- West Indies / India
- Dates: 12 July – 13 August
- Captains: Kraigg Brathwaite (Tests) Shai Hope (ODIs) Rovman Powell (T20Is) / Rohit Sharma (Tests & ODIs) Hardik Pandya (T20Is)

Test series
- Result: India won the 2-match series 1–0
- Most runs: Kraigg Brathwaite (130) / Yashasvi Jaiswal (266)
- Most wickets: Jomel Warrican (5) / Ravichandran Ashwin (15)

One Day International series
- Results: India won the 3-match series 2–1
- Most runs: Shai Hope (111) / Ishan Kishan (184)
- Most wickets: Gudakesh Motie (6) / Shardul Thakur (8)
- Player of the series: Ishan Kishan (Ind)

Twenty20 International series
- Results: West Indies won the 5-match series 3–2
- Most runs: Nicholas Pooran (176) / Tilak Varma (173)
- Most wickets: Romario Shepherd (9) / Arshdeep Singh (7)
- Player of the series: Nicholas Pooran (WI)

= Indian cricket team in the West Indies and the United States in 2023 =

International cricket tour

The India men's cricket team toured the West Indies and the United States in July and August 2023 to play two Test, three One Day International (ODI) and five Twenty20 International (T20I) matches. The Test series formed part of the 2023–2025 ICC World Test Championship. The International Cricket Council (ICC) confirmed this FTP tour in their press release in August 2022.

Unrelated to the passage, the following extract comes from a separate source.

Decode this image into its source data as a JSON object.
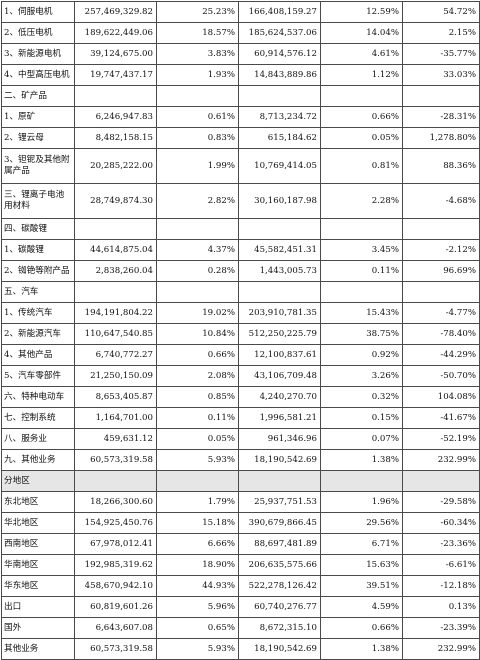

Originally, three T20I matches were scheduled to take place in the West Indies. However in March 2023, the Board of Control for Cricket in India (BCCI) agreed to the proposal of Cricket West Indies (CWI) to include two more T20I matches in the tour. In April 2023, CWI announced that the two extra T20I matches would take place in Florida, United States. On 12 June 2023, CWI announced the schedule of the tour.

==Squads==

| West Indies |  |  | India |  |  |
|---|---|---|---|---|---|
| Tests | ODI | T20Is | Tests | ODIs | T20Is |
| Kraigg Brathwaite (c); Jermaine Blackwood (vc); Alick Athanaze; Tagenarine Chanderpaul; Rahkeem Cornwall; Joshua Da Silva (wk); Shannon Gabriel; Jason Holder; Alzarri Joseph; Kirk McKenzie; Raymon Reifer; Kemar Roach; Kevin Sinclair; Jomel Warrican; | Shai Hope (c, wk); Rovman Powell (vc); Alick Athanaze; Yannic Cariah; Keacy Carty; Dominic Drakes; Shimron Hetmyer; Alzarri Joseph; Brandon King; Kyle Mayers; Gudakesh Motie; Jayden Seales; Romario Shepherd; Kevin Sinclair; Oshane Thomas; | Rovman Powell (c); Kyle Mayers (vc); Johnson Charles (wk); Roston Chase; Shimron Hetmyer; Jason Holder; Shai Hope (wk); Akeal Hosein; Alzarri Joseph; Brandon King; Obed McCoy; Nicholas Pooran (wk); Romario Shepherd; Odean Smith; Oshane Thomas; | Rohit Sharma (c); Ajinkya Rahane (vc); Ravichandran Ashwin; KS Bharat (wk); Ruturaj Gaikwad; Shubman Gill; Ravindra Jadeja; Yashasvi Jaiswal; Ishan Kishan (wk); Virat Kohli; Mukesh Kumar; Axar Patel; Navdeep Saini; Mohammed Siraj; Shardul Thakur; Jaydev Unadkat; | Rohit Sharma (c); Hardik Pandya (vc); Yuzvendra Chahal; Ruturaj Gaikwad; Shubman Gill; Ravindra Jadeja; Ishan Kishan (wk); Virat Kohli; Mukesh Kumar; Axar Patel; Sanju Samson (wk); Mohammed Siraj; Shardul Thakur; Umran Malik; Jaydev Unadkat; Kuldeep Yadav; Suryakumar Yadav; | Hardik Pandya (c); Suryakumar Yadav (vc); Ravi Bishnoi; Yuzvendra Chahal; Shubman Gill; Yashasvi Jaiswal; Avesh Khan; Ishan Kishan (wk); Mukesh Kumar; Axar Patel; Sanju Samson (wk); Arshdeep Singh; Umran Malik; Tilak Varma; Kuldeep Yadav; |

Tevin Imlach and Akeem Jordan were named as travelling reserves for the Test squad. On 18 July 2023, Kevin Sinclair was added to the squad for the second Test, in the place of Raymon Reifer. Ahead of the ODI series, Mohammed Siraj was rested from India's ODI squad.